António Vitorino e Augusto Santos Silva, o primeiro há dias, o segundo hoje, anunciaram não irem avançar com uma candidatura presidencial. Se acaso o tivessem feito, seriam acusados de se terem colocado no "mercado" político de António José Seguro, que tem no terreno, desde há já algum tempo, uma candidatura própria. A desistência de ambos revelou um grande sentido de responsabilidade, procurando evitar a divisão da esquerda e do centro-esquerda.
À direita, "les jeux sont faits". Gouveia e Melo arrebanhará, com naturalidade, todo o eleitorado populista e de direita, moderada e extrema, ficando por definir o momento em que o voto do Chega se lhe colará. A vítima direta será o candidado oficial do PSD, Luís Marques Mendes, cujos votantes também parecem seduzidos, cada vez mais, a vogarem pelas águas do almirante.
À esquerda, não obstante toda a consideração pessoal e política que merece a figura de António Filipe, ficou hoje claro que o único candidato que se apresenta como um claro contraponto a Gouveia e Melo é António José Seguro.
Conheço António José Seguro há bastantes anos. Fomos colegas de governo, onde ele foi secretário de Estado e ministro, trabalhámos de perto quando liderou os socialistas no Parlamento Europeu, a seu convite colaborei na iniciativa "Novo Rumo", com a qual o Partido Socialista procurou desenhar, em tempos difíceis do governo de "coligação" PSD-Troika, uma alternativa ao "passismo".
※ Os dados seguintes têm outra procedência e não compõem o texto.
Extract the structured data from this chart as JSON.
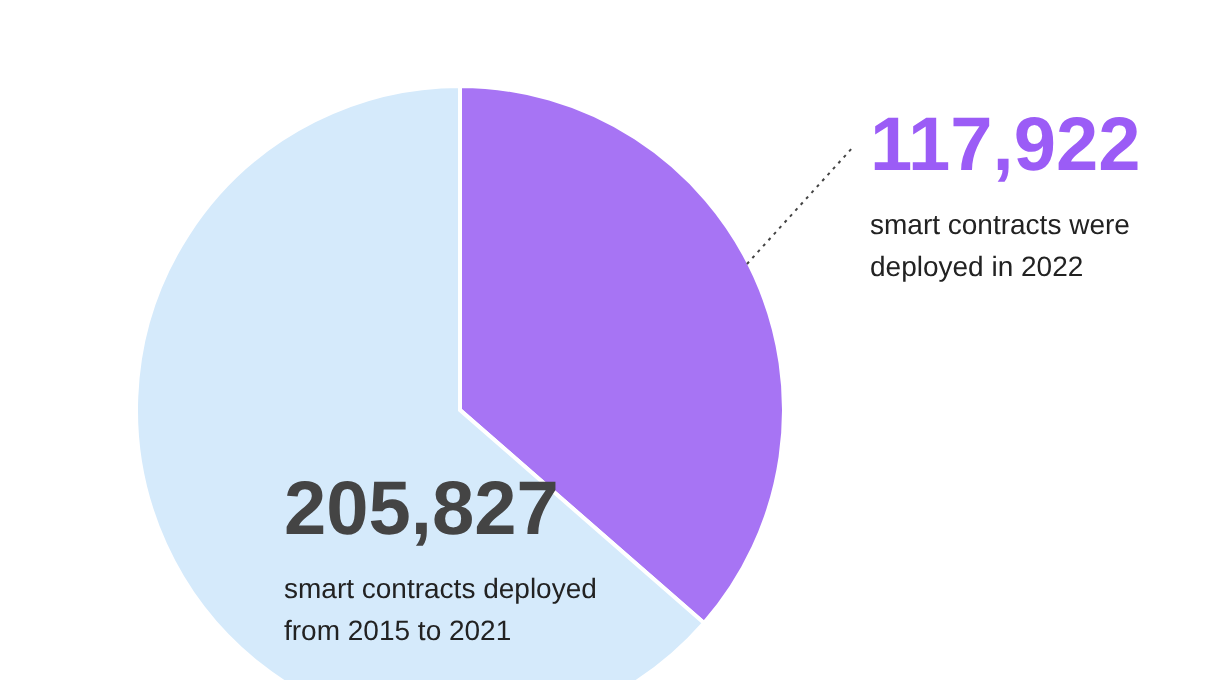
{
  "chart_data": {
    "type": "pie",
    "categories": [
      "smart contracts were deployed in 2022",
      "smart contracts deployed from 2015 to 2021"
    ],
    "values": [
      117922,
      205827
    ],
    "value_labels": [
      "117,922",
      "205,827"
    ],
    "colors": [
      "#a774f4",
      "#d5eafb"
    ]
  }
}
Em 2011, Seguro foi herdeiro de um partido que fora copiosamente derrotado nas eleições, depois de ter assinado o "memorando de entendimento" a que o colapso financeiro tinha forçado a gestão de José Sócrates. Ao seu lado, se a expressão se deve aqui utilizar sem ironia, Seguro teve um grupo parlamentar desenhado pelo seu derrotado antecessor, e que nunca lhe facilitou a vida.
Com a passagem do tempo e com o surgimento de resultados políticos tidos por insuficientes, o seu difícil papel começou a ser contestado dentro do PS. Uma pulsão em favor de António Costa foi crescentemente tomando conta do partido. Em face dessa pressão e do desafio de Costa, António José Seguro tomou a corajosa decisão de organizar uma votação, aberta a simpatizantes, para um tira-teimas em termos do nome do futuro líder.
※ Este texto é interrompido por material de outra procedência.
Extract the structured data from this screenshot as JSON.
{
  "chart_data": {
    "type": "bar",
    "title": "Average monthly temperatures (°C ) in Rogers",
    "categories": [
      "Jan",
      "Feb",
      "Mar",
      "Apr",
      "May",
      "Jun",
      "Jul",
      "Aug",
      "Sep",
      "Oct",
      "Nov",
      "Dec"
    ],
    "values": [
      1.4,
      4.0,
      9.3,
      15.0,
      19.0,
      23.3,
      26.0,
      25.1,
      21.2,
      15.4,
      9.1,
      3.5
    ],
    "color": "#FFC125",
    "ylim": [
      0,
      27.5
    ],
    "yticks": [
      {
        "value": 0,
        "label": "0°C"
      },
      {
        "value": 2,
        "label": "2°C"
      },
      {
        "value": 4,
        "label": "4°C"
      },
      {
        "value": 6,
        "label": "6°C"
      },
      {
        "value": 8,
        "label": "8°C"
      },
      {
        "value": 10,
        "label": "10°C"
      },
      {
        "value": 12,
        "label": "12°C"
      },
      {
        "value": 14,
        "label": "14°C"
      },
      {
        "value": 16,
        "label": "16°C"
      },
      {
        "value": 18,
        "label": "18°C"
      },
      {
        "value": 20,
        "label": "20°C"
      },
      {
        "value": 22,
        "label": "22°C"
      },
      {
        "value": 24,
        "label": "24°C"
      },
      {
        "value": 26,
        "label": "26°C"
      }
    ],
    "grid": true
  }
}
A resposta dos votantes foi a escolha de António Costa. Seguro abandonou, com dignidade, a liderança, remetendo-se ao silêncio a partir de então. Antes disso, porém, cometeu, a meu ver, um erro grave: nos debates públicos com António Costa utilizou uma linguagem confrontacional que se afastou radicalmente da serenidade da imagem que era a sua. Não havia necessidade - e muitos de nós dissemos-lhe então isso, com a frontalidade que se deve aos próximos. A meu ver, esse foi o seu único mas grande erro.
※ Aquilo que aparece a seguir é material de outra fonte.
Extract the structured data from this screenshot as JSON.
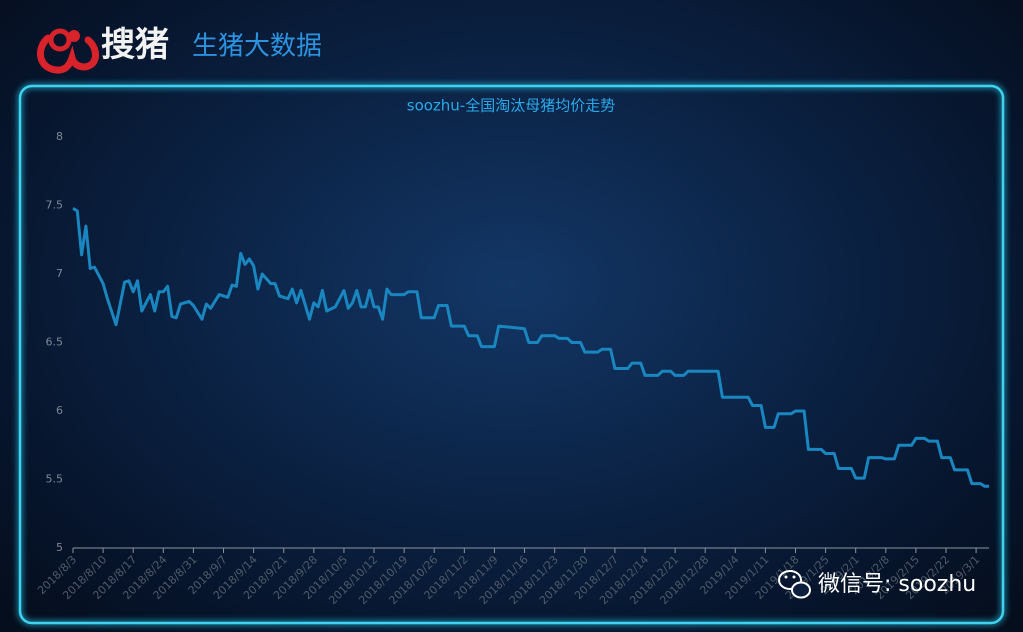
{
  "header": {
    "logo": "搜猪",
    "brand": "生猪大数据"
  },
  "watermark": "微信号: soozhu",
  "chart_data": {
    "type": "line",
    "title": "soozhu-全国淘汰母猪均价走势",
    "x": [
      "2018/8/3",
      "2018/8/4",
      "2018/8/5",
      "2018/8/6",
      "2018/8/7",
      "2018/8/8",
      "2018/8/10",
      "2018/8/11",
      "2018/8/13",
      "2018/8/15",
      "2018/8/16",
      "2018/8/17",
      "2018/8/18",
      "2018/8/19",
      "2018/8/21",
      "2018/8/22",
      "2018/8/23",
      "2018/8/24",
      "2018/8/25",
      "2018/8/26",
      "2018/8/27",
      "2018/8/28",
      "2018/8/30",
      "2018/8/31",
      "2018/9/2",
      "2018/9/3",
      "2018/9/4",
      "2018/9/6",
      "2018/9/7",
      "2018/9/8",
      "2018/9/9",
      "2018/9/10",
      "2018/9/11",
      "2018/9/12",
      "2018/9/13",
      "2018/9/14",
      "2018/9/15",
      "2018/9/16",
      "2018/9/18",
      "2018/9/19",
      "2018/9/20",
      "2018/9/22",
      "2018/9/23",
      "2018/9/24",
      "2018/9/25",
      "2018/9/27",
      "2018/9/28",
      "2018/9/29",
      "2018/9/30",
      "2018/10/1",
      "2018/10/3",
      "2018/10/5",
      "2018/10/6",
      "2018/10/7",
      "2018/10/8",
      "2018/10/9",
      "2018/10/10",
      "2018/10/11",
      "2018/10/12",
      "2018/10/13",
      "2018/10/14",
      "2018/10/15",
      "2018/10/16",
      "2018/10/19",
      "2018/10/20",
      "2018/10/22",
      "2018/10/23",
      "2018/10/26",
      "2018/10/27",
      "2018/10/29",
      "2018/10/30",
      "2018/11/2",
      "2018/11/3",
      "2018/11/5",
      "2018/11/6",
      "2018/11/9",
      "2018/11/10",
      "2018/11/13",
      "2018/11/16",
      "2018/11/17",
      "2018/11/19",
      "2018/11/20",
      "2018/11/23",
      "2018/11/24",
      "2018/11/26",
      "2018/11/27",
      "2018/11/29",
      "2018/11/30",
      "2018/12/3",
      "2018/12/4",
      "2018/12/6",
      "2018/12/7",
      "2018/12/10",
      "2018/12/11",
      "2018/12/13",
      "2018/12/14",
      "2018/12/17",
      "2018/12/18",
      "2018/12/20",
      "2018/12/21",
      "2018/12/23",
      "2018/12/24",
      "2018/12/31",
      "2019/1/1",
      "2019/1/7",
      "2019/1/8",
      "2019/1/10",
      "2019/1/11",
      "2019/1/13",
      "2019/1/14",
      "2019/1/17",
      "2019/1/18",
      "2019/1/20",
      "2019/1/21",
      "2019/1/24",
      "2019/1/25",
      "2019/1/27",
      "2019/1/28",
      "2019/1/31",
      "2019/2/1",
      "2019/2/3",
      "2019/2/4",
      "2019/2/7",
      "2019/2/8",
      "2019/2/10",
      "2019/2/11",
      "2019/2/14",
      "2019/2/15",
      "2019/2/17",
      "2019/2/18",
      "2019/2/20",
      "2019/2/21",
      "2019/2/23",
      "2019/2/24",
      "2019/2/27",
      "2019/2/28",
      "2019/3/2",
      "2019/3/3",
      "2019/3/4"
    ],
    "values": [
      7.48,
      7.46,
      7.14,
      7.35,
      7.04,
      7.05,
      6.93,
      6.82,
      6.63,
      6.94,
      6.95,
      6.87,
      6.95,
      6.73,
      6.85,
      6.73,
      6.87,
      6.87,
      6.91,
      6.69,
      6.68,
      6.78,
      6.8,
      6.77,
      6.67,
      6.78,
      6.75,
      6.85,
      6.84,
      6.83,
      6.92,
      6.91,
      7.15,
      7.07,
      7.11,
      7.06,
      6.89,
      7.0,
      6.93,
      6.93,
      6.84,
      6.82,
      6.89,
      6.79,
      6.88,
      6.67,
      6.79,
      6.76,
      6.88,
      6.73,
      6.76,
      6.88,
      6.75,
      6.79,
      6.88,
      6.76,
      6.76,
      6.88,
      6.76,
      6.76,
      6.67,
      6.89,
      6.85,
      6.85,
      6.87,
      6.87,
      6.68,
      6.68,
      6.77,
      6.77,
      6.62,
      6.62,
      6.55,
      6.55,
      6.47,
      6.47,
      6.62,
      6.61,
      6.6,
      6.5,
      6.5,
      6.55,
      6.55,
      6.53,
      6.53,
      6.5,
      6.5,
      6.43,
      6.43,
      6.45,
      6.45,
      6.31,
      6.31,
      6.35,
      6.35,
      6.26,
      6.26,
      6.29,
      6.29,
      6.26,
      6.26,
      6.29,
      6.29,
      6.1,
      6.1,
      6.04,
      6.04,
      5.88,
      5.88,
      5.98,
      5.98,
      6.0,
      6.0,
      5.72,
      5.72,
      5.69,
      5.69,
      5.58,
      5.58,
      5.51,
      5.51,
      5.66,
      5.66,
      5.65,
      5.65,
      5.75,
      5.75,
      5.8,
      5.8,
      5.78,
      5.78,
      5.66,
      5.66,
      5.57,
      5.57,
      5.47,
      5.47,
      5.45,
      5.45
    ],
    "color": "#1a86bf",
    "xlim": [
      "2018/8/3",
      "2019/3/4"
    ],
    "xticks": [
      "2018/8/3",
      "2018/8/10",
      "2018/8/17",
      "2018/8/24",
      "2018/8/31",
      "2018/9/7",
      "2018/9/14",
      "2018/9/21",
      "2018/9/28",
      "2018/10/5",
      "2018/10/12",
      "2018/10/19",
      "2018/10/26",
      "2018/11/2",
      "2018/11/9",
      "2018/11/16",
      "2018/11/23",
      "2018/11/30",
      "2018/12/7",
      "2018/12/14",
      "2018/12/21",
      "2018/12/28",
      "2019/1/4",
      "2019/1/11",
      "2019/1/18",
      "2019/1/25",
      "2019/2/1",
      "2019/2/8",
      "2019/2/15",
      "2019/2/22",
      "2019/3/1"
    ],
    "ylim": [
      5,
      8
    ],
    "yticks": [
      5,
      5.5,
      6,
      6.5,
      7,
      7.5,
      8
    ]
  }
}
António José Seguro esteve por uma década num quase silêncio. Afastou-se da política ativa e dedicou- se so ensino. Aos 63 anos, ao aproximar-se a mudança de ciclo em Belém, decidiu, com toda a legitimidade, ensaiar um regresso à vida pública, apresentando-se como candidato presidencial.
Não começou por assegurar a unanimidade dentro do Partido Socialista, bem como de pessoas próximas do partido, como foi o meu caso. Há meses, deixei aqui claro que a minha primeira opção ia, preferencialmente, para outras hipóteses. Contudo, não se tendo qualquer dessas candidaturas concretizado, não tenho hoje a menor dúvida em afirmar que o meu voto, em janeiro de 2026, irá para António José Seguro. E, com toda a liberdade de quem já não é militante, ouso esperar que o Partido Socialista se una em torno da sua candidatura. Vir a ter um Belém um comprovado democrata, uma personalidade equilibrada, íntegra, com forte e comprovada experiência, nacional e europeia, com uma incontestada capacidade de diálogo e bom conhecimento dos mecanismos políticos do Estado, é algo em que vale a pena apostar.